The Perfect Dictatorship: China in the 21st Century
- Author: Stein Ringen
- Language: English
- Genre: Nonfiction
- Publisher: Hong Kong University Press
- Publication date: 2016
- Publication place: Norway
- Media type: Print
- Pages: 208
- ISBN: 9888208942

= The Perfect Dictatorship: China in the 21st Century =

2016 book by Stein Ringen

The Perfect Dictatorship: China in the 21st Century is a 2016 book of Political Philosophy by the Norwegian sociologist Stein Ringen concerning the rule and nature of the Chinese Communist Party (CCP). In the book, he argues that the Chinese Communist Party created “a system that is unlike any other, a dictatorship that works to perfection.” The book also covers the ideological transformation and social control policies that have intensified under CCP general secretary Xi Jinping.

==Synopsis==
Ringen tries to question the purpose of the party-state itself and the extent and importance of ideology in Chinese governance.
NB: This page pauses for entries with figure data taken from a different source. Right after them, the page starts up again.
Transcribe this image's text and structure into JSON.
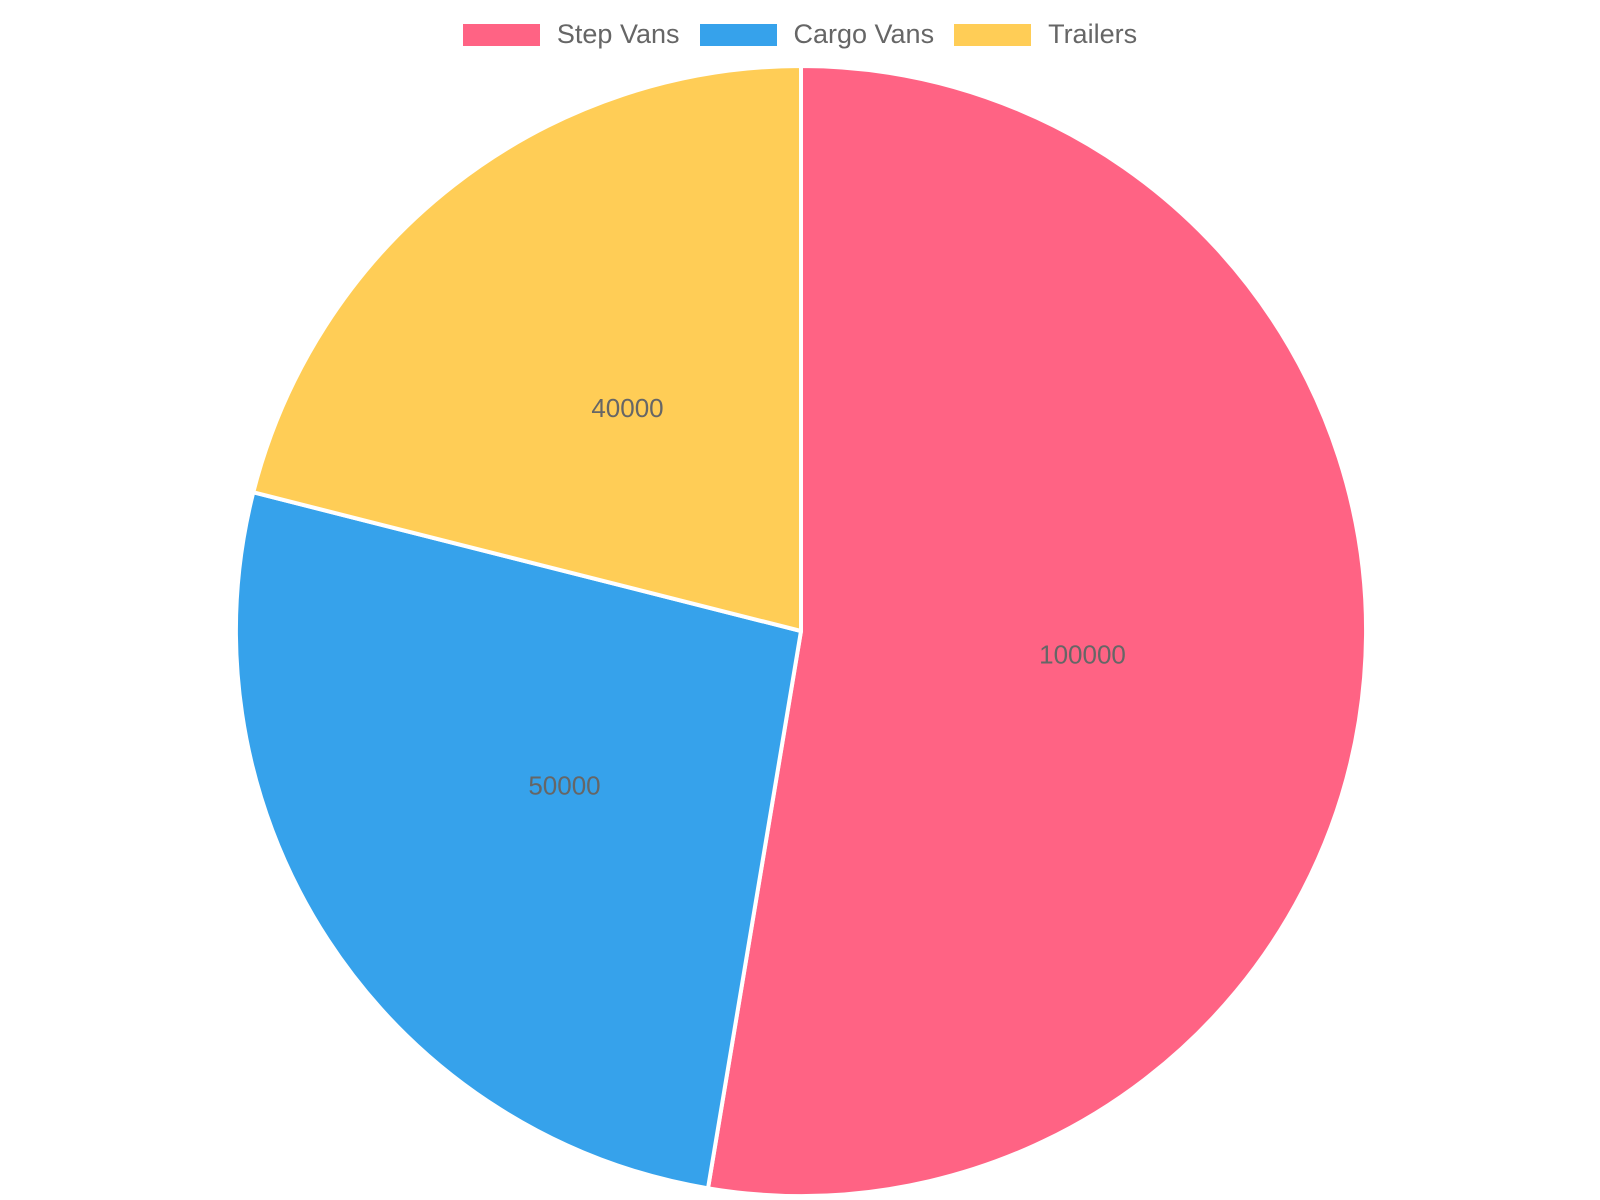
{
  "chart_data": {
    "type": "pie",
    "title": "",
    "categories": [
      "Step Vans",
      "Cargo Vans",
      "Trailers"
    ],
    "values": [
      100000,
      50000,
      40000
    ],
    "data_labels": [
      "100000",
      "50000",
      "40000"
    ],
    "colors": [
      "#FF6384",
      "#36A2EB",
      "#FFCD56"
    ],
    "border_color": "#FFFFFF",
    "label_color": "#666666",
    "legend_position": "top",
    "start_angle_deg": 0,
    "direction": "clockwise"
  },
  "legend": {
    "items": [
      {
        "label": "Step Vans",
        "color": "#FF6384"
      },
      {
        "label": "Cargo Vans",
        "color": "#36A2EB"
      },
      {
        "label": "Trailers",
        "color": "#FFCD56"
      }
    ]
  }
}
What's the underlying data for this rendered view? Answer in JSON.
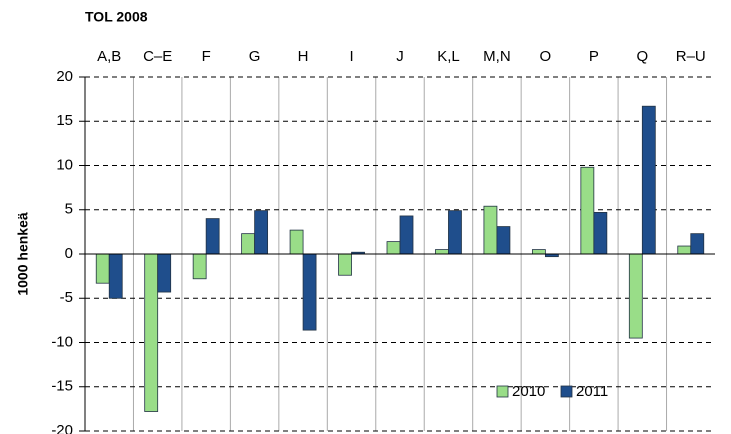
{
  "chart_data": {
    "type": "bar",
    "title": "TOL 2008",
    "y_label": "1000 henkeä",
    "categories": [
      "A,B",
      "C–E",
      "F",
      "G",
      "H",
      "I",
      "J",
      "K,L",
      "M,N",
      "O",
      "P",
      "Q",
      "R–U"
    ],
    "series": [
      {
        "name": "2010",
        "color": "#99dd88",
        "values": [
          -3.3,
          -17.8,
          -2.8,
          2.3,
          2.7,
          -2.4,
          1.4,
          0.5,
          5.4,
          0.5,
          9.8,
          -9.5,
          0.9
        ]
      },
      {
        "name": "2011",
        "color": "#1f4e8c",
        "values": [
          -5.0,
          -4.3,
          4.0,
          4.9,
          -8.6,
          0.2,
          4.3,
          4.9,
          3.1,
          -0.3,
          4.7,
          16.7,
          2.3
        ]
      }
    ],
    "ylim": [
      -20,
      20
    ],
    "yticks": [
      -20,
      -15,
      -10,
      -5,
      0,
      5,
      10,
      15,
      20
    ],
    "grid": true,
    "legend": "lower right"
  }
}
The basis of his observation is that China is neither an authoritarian state, and neither is it a dictatorship, the former having too soft of connotations, and the latter implying a too crude of a regime, traditionally simply in place to support the interests of a privileged class, like a class of landowners. He argues that it is a party-state – a 'controlocracy'. A system of two, intertwined bureaucracies, where the state controls society, and the party controls the state. "There is a double system of control. Control is this state’s nature. If it were not for a determination to control, there would be no rationale for the double system. And once there is a party-state, the determination to control is a given."
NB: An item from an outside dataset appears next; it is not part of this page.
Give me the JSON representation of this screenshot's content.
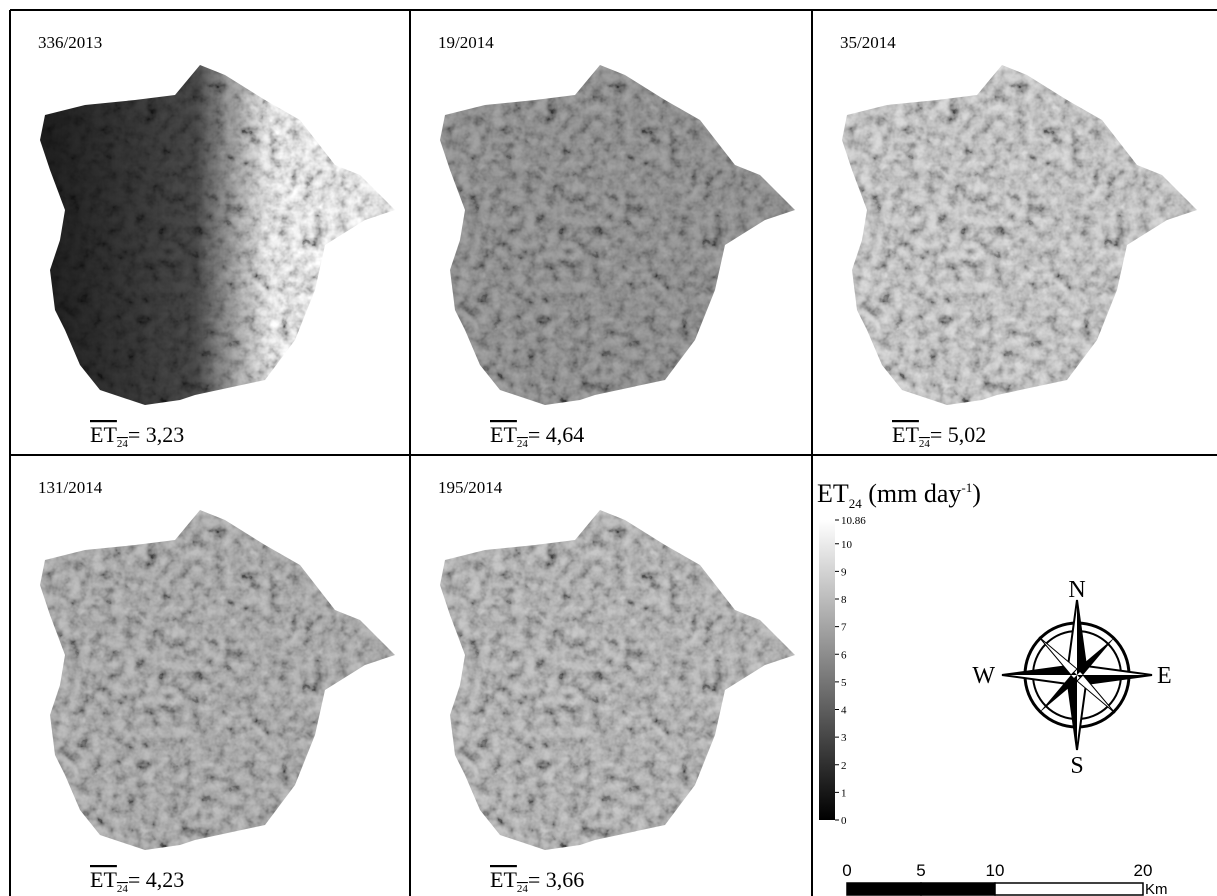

Ringen tests three possible hypotheses to explain the possible reasoning for this control over society: the welfare state hypothesis, which assumes that the party has this vast amount of control to ideologically benefit its citizens; the trivial state hypothesis, which says that a state constituted as a party-state has turned away from ideology and made self-preservation its purpose and a power state hypothesis, which assumes that the state and its strength exist for a higher purpose, which is defined by an official ideology. Ringen states that the Chinese state is 'trivial', with no genuine purpose except to perpetuate itself indefinitely - something he believes is likely to continue. Ringen further shows concern at the fusion of the personal and national will in nationalist ideology, propagated by the state.

=== Controlocracy ===
Ringen uses the term controlocracy in an attempt to more accurately describe the General secretaryship of Xi Jinping and argues that this way of governance has been reshaped into a new regime that is radically stricter and more ideological than ever before. Ringen speaks of the People's Republic of China as a sophisticated dictatorship in which citizens are granted many freedoms, but freedom has its strictly defined limits, beyond which the Chinese Communist Party intervenes with whatever force the Party deems appropriate. The Party is always present and everyone is aware of it. It does not try to dictate to everyone exactly what they can do, on the contrary it controls very strictly what is not allowed. Ringen points to the long-term advantage of this approach over the simple use of brute force. However, he reminds us that the threat of punishment for crossing this indeterminate boundary of freedom is always present.

==Reception==
The book received a contentious reception from book critics and analysts. It has been criticised for being unclear on what, exactly, the "perfect dictatorship" actually means, in addition to a lack of engagament with existing evidence on its key claims. At the same time, it has been praised as a powerful critique of the Chinese state, as well as a poignant analysis able to generate exntensive discussion about the Chinese state. Stein Ringen says: "The cold radicalism of this depiction of the Chinese regime will obviously generate criticism, disagreement, and debate. This may also be the reason why this book is essential reading."